Hancur total. Bayangan terakhir itu benar-benar membuat hari ini menjadi Natal terburuk sepanjang hidupku. Pandangan mulai meredup seiring denyut otak yang seakan mau pecah. Kukira aku akan segera pingsan. Namun ternyata terbesit satu pikiran lagi. Aku gundah; jangan-jangan aku memang akan masuk neraka, sedang istriku yang tercinta bersenang-senang di surga. Atau mungkin yang akan terjadi ialah sebaliknya. Oh tidak, aku tidak mengharapkan salah satu dari bayangan itu terjadi. Cita-citaku ialah hidup bersama-sama kembali dengan istriku di surga kelak. Di surga yang mana ? Surga versi keyakinan istriku mengharamkan aku masuk ke sana, surga menurut agamaku melarang keras orang macam istriku untuk masuk bahkan hanya untuk sekedar mampir. Apa jangan-jangan sampai ajal menjemput, istriku sebenarnya menyimpan keyakinan tersembunyi bahwa aku akan disiksa di akhirat nanti ? Tak sampai hati aku membayangkan istriku yang mempunyai keyakinan bahwa suaminya sendiri ialah orang-orang terlaknat.

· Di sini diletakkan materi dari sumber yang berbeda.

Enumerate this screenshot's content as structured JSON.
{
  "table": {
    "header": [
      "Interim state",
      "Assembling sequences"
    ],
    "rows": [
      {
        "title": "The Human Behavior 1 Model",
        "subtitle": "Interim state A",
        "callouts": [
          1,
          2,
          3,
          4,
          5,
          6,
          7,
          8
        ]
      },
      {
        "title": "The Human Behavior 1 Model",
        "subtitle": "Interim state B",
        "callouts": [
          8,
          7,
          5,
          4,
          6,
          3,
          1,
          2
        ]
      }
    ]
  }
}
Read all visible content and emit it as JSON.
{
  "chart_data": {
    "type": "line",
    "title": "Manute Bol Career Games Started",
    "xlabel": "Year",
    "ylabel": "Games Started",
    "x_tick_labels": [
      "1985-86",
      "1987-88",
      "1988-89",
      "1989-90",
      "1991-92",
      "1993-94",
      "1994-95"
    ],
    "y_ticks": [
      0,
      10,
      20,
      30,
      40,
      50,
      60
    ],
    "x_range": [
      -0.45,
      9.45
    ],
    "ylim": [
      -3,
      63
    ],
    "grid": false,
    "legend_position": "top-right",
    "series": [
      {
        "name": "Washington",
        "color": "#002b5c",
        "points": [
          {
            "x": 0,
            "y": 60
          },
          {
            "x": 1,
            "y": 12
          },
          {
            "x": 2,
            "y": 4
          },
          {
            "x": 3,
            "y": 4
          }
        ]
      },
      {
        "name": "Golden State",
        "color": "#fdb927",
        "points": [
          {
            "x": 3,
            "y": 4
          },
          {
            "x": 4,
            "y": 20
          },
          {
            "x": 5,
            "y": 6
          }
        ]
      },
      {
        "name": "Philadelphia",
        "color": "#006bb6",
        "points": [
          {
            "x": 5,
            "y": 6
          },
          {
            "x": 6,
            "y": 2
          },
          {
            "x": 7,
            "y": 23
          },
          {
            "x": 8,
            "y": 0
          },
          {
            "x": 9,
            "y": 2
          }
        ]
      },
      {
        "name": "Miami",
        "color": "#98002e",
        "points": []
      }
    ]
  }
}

Kenapa aku tidak mau istriku menyimpan keyakinan macam itu, sedangkan pada saat bersamaan aku mengamini khotbah yang mengatakan bila orang-orang di luar gereja ialah kaum yang pantas diadzab ?

Pikiran-pikiran menyakitkan yang tak penah ada sebelumnya datang silih berganti. Aku bak terpidana yang sedang didera hukuman cambuk. Setiap pikiran itu ialah sabetan cambuk algojo yang rasanya perih tak terkira, membuatku berharap lebih baik mati saja dari pada menanggung sakit. Anehnya malaikat maut tak menjawab permintaan mati itu.

Oh Tuhan atau siapapun di sana ! Kenapa aku tidak pingsan-pingsan ?!